Ask yourself: “What kind of person should I become in order to attract the right man?” You can also probe further: “What would make me become a good wife?” I can’t answer that for you. But I can give you one answer: Your Mr. Right will spot it in you, and you will become attracted to him. That’s a money-back guarantee, my dear.
Step 4: Speak
Take this from me, men like ladies who talk.
Yes. We like ladies who talk; but many ladies are just blabbermouths. They can talk from morning till night without necessarily saying anything reasonable. Men don’t like that.
When I say “speak,” I am asking you to talk to your Mr.
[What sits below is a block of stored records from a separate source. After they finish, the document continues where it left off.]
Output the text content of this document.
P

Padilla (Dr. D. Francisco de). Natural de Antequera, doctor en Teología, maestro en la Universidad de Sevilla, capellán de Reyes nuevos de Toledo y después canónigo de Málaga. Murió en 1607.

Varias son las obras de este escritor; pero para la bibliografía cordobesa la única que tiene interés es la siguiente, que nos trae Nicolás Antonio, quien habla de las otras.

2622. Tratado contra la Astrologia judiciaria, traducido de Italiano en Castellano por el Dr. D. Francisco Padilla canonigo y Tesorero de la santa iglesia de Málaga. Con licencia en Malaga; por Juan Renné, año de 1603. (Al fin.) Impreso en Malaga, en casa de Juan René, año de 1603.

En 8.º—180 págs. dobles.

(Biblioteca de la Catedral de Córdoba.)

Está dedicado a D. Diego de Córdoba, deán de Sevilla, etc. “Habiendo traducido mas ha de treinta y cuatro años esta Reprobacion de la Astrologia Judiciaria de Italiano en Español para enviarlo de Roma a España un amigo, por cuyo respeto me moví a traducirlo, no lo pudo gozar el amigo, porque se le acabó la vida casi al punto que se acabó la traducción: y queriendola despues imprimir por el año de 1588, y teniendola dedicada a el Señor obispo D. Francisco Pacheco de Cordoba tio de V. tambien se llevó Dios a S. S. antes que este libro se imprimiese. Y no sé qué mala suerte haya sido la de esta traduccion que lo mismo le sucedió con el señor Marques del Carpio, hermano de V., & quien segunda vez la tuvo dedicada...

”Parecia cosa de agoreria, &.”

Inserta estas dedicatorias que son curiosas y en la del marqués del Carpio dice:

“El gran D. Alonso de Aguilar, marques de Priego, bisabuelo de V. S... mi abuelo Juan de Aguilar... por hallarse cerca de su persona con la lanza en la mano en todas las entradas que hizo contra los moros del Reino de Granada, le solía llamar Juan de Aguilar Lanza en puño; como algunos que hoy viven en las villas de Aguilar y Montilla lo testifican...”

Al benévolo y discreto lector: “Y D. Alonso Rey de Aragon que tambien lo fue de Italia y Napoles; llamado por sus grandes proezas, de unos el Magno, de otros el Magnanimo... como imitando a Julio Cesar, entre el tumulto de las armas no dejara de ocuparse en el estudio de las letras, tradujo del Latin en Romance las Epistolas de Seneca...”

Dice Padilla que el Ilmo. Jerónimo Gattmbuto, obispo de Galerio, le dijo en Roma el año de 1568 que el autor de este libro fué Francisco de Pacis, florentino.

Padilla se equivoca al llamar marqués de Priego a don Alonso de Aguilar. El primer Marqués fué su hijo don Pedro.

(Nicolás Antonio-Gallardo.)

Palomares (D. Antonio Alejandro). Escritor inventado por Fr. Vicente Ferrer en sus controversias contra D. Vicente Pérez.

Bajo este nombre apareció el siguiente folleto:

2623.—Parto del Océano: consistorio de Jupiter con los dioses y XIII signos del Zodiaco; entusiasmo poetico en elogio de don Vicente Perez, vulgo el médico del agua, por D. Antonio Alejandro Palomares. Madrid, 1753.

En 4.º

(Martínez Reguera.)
Right passionately when he shows up. That is how you can keep him. Get his attention. Get him interested in the relationship. Ask him what he wants from it. Ask him what he expects from you. Tell him what you want too. Don’t assume that he’s a man so he should know how to treat a lady. That would be a big mistake. His perception may be totally different. There must be a form of agreement between the two of you.
You see, ladies often neglect this aspect in a relationship to their detriment. In fact, your man will appreciate you the more if you take the step to get him into discussing with you. Go as far as asking him what the boundaries are.
Some people are of the opinion that relationships should be without boundaries. They advise that love should not be conditional. Hmm, how wrong they are. If twins are not 100% the same; how much more are two people from different backgrounds. My dear, don’t listen to those self-confessed love doctors. Listen to me. Ask your man what upsets him and try to avoid that area. But, who knows? You may be able to close that boundary as time goes on. For now, you have your Mr. Right and you want to keep him, so don’t scare him off. Recognize his needs and don’t criticize him unnecessarily.
Finally, learn to point out his faults to him. Men appreciate it when their partners calmly say to them, “Honey, you made me feel bad today because of….” Believe me, he will apologize. Nigerian men are not as bad as some ladies make you believe. Indeed, he will love you the more for telling him. Don’t get discouraged if he initially puts up some masks because of ego. Just be calm, it’s in us; we can be quite egoistic. Your man will soon go into his inner-heart-bedroom and say, “She’s right. I erred.”
That’s the little I have for you today on finding and keeping Mr. Right. I pray he comes quickly. And don’t forget one thing: Remember to invite me to your wedding; because I like rice and chicken.
To your memorable love life!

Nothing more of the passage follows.